No wonder, then, that the silence of all the gnocidal groups in the Diaspora is deafening these days: ODR-Dufatanye, RUD-Urunana, FDLR, Rusesabagina, etc. As one Kenyan minister once put it, they are lying low ‘like an envelope’, bating their breath. Once she is nabbed, they will spring up to shout “Dictatorial Rwanda government!” As more and more governments pledge to apprehend all genocide fugitives in their countries, the fugitives in turn have found they have to think of new survival tricks. These include finding a ‘suicide bomber’ whose ‘explosion’ will only be arraignment in any of the moderate prisons of Rwanda, and yet can win them international sympathy. The calculated second score for these genocidal groups is more long-term: the derailment of the increasingly successful unity-and-reconciliation effort of present-day Rwanda. By whipping up ‘ethnic-majority’ sentiments, they hope to drive the same agenda as that which led to the 1994 genocide.

All in all, however, these forces of evil fall short on the realisation that Rwanda is changed for good. The forces of sanity and dignity have lifted Rwandans and placed them on a pedestal where nary a cheap, short-sighted offering will impress them. Ingabire can vibrate her tongue and fret and foam at the mouth all she wants but, as she has began to find out, all she will elicit is a puzzled look here and there at the least, chuckles of bewilderment at the most. Everyone knows what she is at when she invokes “Ingoyi” (crudely translated as ‘shackles’), but who cares when they know the level of empowerment they have attained?

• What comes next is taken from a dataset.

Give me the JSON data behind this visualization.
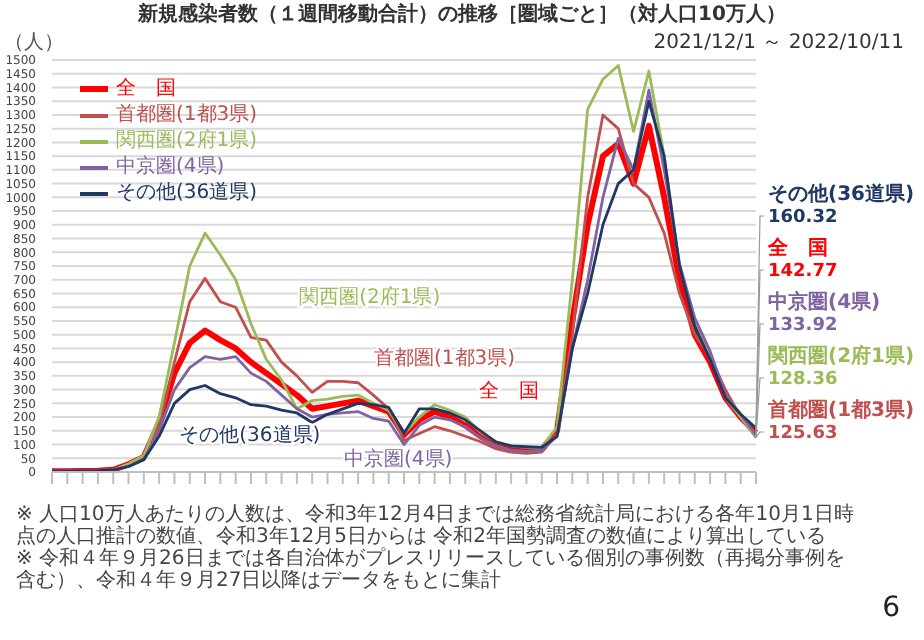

To quote a new-found friend, Rwandans are busy “actively thinking through their destiny” and are beyond “blindly following the old rhetoric that the Ingabires have been manipulating for years to justify their hate politics”. (Courtesy Villa Magome) To think that you can come from the North, Lakwena-like, and lead a Jeanne-d’Arc crusade and receive even an iota of attention from Rwandans is to misjudge the level of awareness they have cultivated these past 15 years. (For information, Alice Lakwena is the woman who led a futile, holy liberation war against Museveni in Uganda in the 1980s.)

Clearly, this is not a Rwanda that the Ingabires can feel at home in.